Kiran membenarkan tas selempangnya yang turun lalu pergi begitu saja dari hadapan si lelaki yang masih mematung di tempatnya. Lelaki itu tidak bergerak se-inci pun dari tadi. Kemudian ia memandangi Kiran yang berjalan menghampiri Jefri di kasir, memukul dan tertawa bersama Jefri, lalu setelahnya mereka pergi dari gramedia.

Lelaki itu benar-benar tak bisa berkutik. Akhirnya ia menemukan seseorang yang bisa melihatnya setelah hampir tiga bulan lamanya ia sendiri, kesana kemari tanpa tujuan pasti. Tidak ada yang bisa melihatnya bahkan manusia yang mempunyai indera ke-6 sekalipun.

Selama ini, ia hanya berdiam diri di toko buku ini. Membaca buku-buku resep makanan guna menghilangkan rasa bosan. Sosok ini menganggap dirinya arwah yang belum bisa naik ke atas karena ada hal yang belum di selesaikan di dunia. Tapi anehnya, seorang indigo pun tidak bisa melihat wujud anak ini. Lantas, hal itu membuat dia bingung harus berbuat apa. Ia hanya berkomunikasi dengan sosok-sosok yang tidak menyeramkan di toko ini.
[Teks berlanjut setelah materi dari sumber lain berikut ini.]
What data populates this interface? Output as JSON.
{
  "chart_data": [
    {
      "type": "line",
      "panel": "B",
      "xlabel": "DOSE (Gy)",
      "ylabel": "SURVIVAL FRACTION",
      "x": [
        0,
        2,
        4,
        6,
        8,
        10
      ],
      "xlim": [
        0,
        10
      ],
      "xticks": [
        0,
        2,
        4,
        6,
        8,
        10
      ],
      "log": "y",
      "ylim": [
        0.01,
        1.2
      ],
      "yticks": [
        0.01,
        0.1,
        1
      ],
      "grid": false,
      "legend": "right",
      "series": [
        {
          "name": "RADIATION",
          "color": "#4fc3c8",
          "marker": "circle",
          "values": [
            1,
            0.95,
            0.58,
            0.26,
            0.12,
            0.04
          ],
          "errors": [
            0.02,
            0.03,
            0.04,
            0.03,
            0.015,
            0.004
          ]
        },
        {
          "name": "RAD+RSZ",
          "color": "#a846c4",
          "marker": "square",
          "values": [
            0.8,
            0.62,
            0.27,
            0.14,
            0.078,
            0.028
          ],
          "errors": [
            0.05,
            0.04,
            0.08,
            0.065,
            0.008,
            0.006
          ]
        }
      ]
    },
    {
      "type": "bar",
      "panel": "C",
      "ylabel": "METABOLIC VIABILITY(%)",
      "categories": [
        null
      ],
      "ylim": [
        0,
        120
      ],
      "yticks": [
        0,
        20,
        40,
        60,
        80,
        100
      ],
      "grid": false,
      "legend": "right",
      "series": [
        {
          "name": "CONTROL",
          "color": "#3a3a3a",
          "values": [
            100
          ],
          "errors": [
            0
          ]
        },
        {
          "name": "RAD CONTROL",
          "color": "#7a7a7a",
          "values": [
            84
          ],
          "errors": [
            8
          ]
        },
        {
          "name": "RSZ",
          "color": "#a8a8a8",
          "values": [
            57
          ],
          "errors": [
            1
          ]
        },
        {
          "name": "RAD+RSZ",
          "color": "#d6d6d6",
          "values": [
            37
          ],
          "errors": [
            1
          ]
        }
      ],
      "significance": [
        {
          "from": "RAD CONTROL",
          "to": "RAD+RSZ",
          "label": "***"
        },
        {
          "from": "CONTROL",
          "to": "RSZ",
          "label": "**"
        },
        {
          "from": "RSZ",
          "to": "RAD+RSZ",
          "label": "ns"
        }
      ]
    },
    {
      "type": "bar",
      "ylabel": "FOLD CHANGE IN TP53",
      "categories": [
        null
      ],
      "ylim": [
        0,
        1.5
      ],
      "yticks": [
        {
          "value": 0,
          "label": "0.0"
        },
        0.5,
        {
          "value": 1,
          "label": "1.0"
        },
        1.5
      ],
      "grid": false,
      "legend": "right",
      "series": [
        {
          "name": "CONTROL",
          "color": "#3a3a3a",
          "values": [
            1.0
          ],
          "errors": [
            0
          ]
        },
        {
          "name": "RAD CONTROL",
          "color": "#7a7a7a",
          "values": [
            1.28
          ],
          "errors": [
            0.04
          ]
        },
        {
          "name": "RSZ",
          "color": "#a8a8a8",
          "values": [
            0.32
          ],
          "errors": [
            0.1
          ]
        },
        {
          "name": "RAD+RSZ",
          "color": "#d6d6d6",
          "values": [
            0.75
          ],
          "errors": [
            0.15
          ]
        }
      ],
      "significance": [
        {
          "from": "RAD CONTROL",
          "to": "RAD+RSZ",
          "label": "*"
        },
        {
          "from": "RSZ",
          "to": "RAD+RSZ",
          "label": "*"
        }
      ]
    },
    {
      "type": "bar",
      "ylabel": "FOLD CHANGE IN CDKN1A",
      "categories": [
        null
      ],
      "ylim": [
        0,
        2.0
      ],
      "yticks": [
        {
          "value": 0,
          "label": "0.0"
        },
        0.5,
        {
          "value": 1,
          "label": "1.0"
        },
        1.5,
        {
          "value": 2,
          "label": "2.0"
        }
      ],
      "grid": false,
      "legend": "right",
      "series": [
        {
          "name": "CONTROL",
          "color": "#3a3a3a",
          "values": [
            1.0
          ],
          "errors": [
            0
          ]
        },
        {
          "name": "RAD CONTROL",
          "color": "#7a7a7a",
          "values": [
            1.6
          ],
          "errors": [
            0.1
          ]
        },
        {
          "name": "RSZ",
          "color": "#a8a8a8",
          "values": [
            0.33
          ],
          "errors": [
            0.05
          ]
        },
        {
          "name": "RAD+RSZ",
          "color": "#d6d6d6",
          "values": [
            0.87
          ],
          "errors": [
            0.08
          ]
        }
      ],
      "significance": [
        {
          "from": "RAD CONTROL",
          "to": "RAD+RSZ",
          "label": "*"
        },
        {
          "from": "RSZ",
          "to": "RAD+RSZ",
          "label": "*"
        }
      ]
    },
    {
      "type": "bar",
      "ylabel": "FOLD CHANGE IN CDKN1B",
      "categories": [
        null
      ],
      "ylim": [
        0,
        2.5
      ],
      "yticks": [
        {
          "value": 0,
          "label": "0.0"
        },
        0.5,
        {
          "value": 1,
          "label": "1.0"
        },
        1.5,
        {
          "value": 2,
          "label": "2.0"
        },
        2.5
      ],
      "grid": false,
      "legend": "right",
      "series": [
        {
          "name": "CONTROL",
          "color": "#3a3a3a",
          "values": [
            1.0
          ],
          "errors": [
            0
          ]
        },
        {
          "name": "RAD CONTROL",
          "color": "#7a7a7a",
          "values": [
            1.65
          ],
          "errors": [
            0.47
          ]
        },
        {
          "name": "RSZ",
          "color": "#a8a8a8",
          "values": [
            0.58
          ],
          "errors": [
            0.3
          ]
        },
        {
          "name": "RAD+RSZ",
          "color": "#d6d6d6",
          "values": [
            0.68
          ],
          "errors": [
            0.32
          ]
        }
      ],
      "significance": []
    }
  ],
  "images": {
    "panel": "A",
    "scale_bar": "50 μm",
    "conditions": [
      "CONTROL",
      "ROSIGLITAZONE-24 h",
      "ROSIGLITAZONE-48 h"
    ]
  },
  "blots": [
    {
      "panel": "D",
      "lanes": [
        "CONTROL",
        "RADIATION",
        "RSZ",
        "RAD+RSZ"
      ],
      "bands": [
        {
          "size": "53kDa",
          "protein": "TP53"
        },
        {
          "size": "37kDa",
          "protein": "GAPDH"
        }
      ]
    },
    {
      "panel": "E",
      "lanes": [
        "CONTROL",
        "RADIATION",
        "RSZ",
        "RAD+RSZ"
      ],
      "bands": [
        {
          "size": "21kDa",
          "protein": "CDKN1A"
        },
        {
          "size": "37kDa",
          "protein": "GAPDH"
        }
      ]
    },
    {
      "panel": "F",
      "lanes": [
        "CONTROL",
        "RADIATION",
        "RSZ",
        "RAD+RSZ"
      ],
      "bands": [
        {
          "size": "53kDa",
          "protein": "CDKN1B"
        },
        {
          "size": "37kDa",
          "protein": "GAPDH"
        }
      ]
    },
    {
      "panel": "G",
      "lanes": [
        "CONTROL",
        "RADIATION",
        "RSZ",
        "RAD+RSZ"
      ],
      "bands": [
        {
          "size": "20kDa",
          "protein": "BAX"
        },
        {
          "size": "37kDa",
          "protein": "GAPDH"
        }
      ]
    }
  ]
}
Mungkin kamu harus menemukan seseorang yang mempunyai ikatan batin kuat denganmu,” ujar salah satu sosok di toko buku. “Mungkin seperti jodoh yang tertunda?”
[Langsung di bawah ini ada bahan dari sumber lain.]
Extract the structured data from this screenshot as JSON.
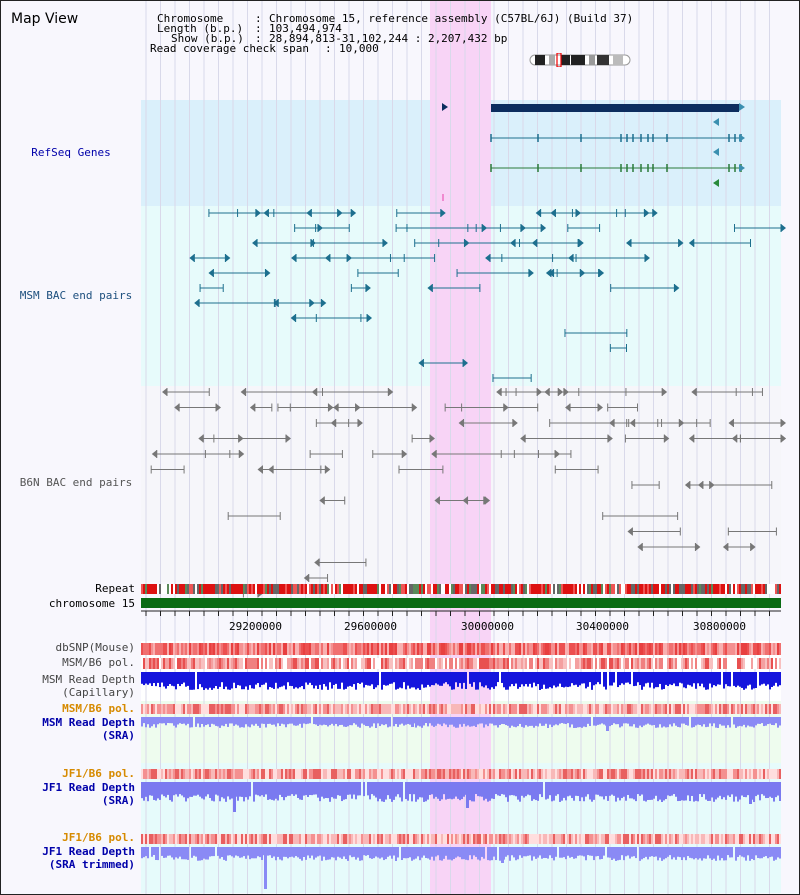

Saat mengingat kembali perkataan sosok itu, ia merasakan sesuatu dalam dirinya saat ini berbicara. Seolah menyuruh lelaki itu untuk terus di dekat perempuan yang barusan bicara dengannya.
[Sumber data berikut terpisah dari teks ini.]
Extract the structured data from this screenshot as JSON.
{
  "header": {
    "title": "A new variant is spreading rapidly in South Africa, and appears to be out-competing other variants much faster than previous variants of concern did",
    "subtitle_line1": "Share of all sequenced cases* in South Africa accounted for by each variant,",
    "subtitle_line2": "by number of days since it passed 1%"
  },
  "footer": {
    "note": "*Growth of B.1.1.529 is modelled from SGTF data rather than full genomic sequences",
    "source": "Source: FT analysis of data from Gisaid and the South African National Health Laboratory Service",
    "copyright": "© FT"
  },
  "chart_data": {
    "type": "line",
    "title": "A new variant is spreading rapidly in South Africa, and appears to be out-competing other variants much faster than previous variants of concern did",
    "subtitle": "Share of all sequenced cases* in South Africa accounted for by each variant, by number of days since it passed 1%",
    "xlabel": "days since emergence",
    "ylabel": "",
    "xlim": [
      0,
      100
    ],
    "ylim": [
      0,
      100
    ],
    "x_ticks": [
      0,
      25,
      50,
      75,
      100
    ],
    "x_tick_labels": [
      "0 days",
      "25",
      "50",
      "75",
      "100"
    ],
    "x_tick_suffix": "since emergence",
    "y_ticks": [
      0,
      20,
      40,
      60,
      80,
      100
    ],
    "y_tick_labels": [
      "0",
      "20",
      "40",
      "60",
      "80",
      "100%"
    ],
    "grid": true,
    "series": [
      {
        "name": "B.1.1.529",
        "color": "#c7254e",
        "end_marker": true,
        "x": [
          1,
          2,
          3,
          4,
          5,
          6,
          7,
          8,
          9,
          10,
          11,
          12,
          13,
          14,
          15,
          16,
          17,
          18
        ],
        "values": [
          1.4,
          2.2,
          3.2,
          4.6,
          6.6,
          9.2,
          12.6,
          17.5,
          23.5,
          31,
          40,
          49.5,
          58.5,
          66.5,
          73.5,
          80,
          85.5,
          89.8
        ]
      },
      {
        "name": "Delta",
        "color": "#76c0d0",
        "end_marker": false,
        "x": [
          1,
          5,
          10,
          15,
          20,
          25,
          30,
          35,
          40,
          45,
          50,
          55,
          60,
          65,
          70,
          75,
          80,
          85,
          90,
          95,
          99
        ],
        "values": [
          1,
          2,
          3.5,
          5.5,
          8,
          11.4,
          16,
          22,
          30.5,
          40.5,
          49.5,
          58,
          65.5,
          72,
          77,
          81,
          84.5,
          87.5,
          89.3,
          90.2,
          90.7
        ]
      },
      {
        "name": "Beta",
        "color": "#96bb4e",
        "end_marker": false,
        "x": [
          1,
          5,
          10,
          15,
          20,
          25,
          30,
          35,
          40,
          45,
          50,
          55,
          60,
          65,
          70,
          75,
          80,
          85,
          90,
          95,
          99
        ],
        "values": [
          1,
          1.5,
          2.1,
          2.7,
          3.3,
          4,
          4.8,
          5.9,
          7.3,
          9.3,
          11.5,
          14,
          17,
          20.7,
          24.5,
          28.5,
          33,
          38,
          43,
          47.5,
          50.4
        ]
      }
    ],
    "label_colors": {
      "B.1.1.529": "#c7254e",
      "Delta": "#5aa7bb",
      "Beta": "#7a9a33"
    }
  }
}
Tangan kirinya turun menuju dada. Entah kenapa, ia merasakan sesuatu bergejolak di dalam sana yang tak seharusnya ada. Lalu ia melihat gelang yang melingkar di tangan kirinya itu.

Hae • Chan

Sebuah gelang dengan ukiran nama. Satu-satunya petunjuk untuk dirinya yang bahkan tak ingat siapa namanya. Lalu ia bertekad akan berjuang agar perempuan tadi mau setidaknya membantunya mengingat tentang masa kehidupannya. Atau bahkan jika mungkin, menjadi temannya.

"Heh, maneh kalau bengong gitu mulu cewek tadi bakal ilang atuh, blegug."

Lelaki itu menengok ke sumber suara. Disana ada 'penunggu' lain, seorang bapak-bapak yang mungkin sedari tadi menontonnya terdiam.

"Buru susulin," lanjut bapak itu.

"Eh? Iya atuh, Pak, punten ya."

Lelaki itu tiba-tiba menghilang, lalu muncul di tempat makan. Ia mencari perempuan gramedia tadi namun tak ada disana. Ia menghilangkan dirinya lagi dan berakhir di timezone namun perempuan tadi tak kunjung ia jumpai. Tapi dalam hatinya yakin, ia akan segera bertemu dengan perempuan itu. Lagi.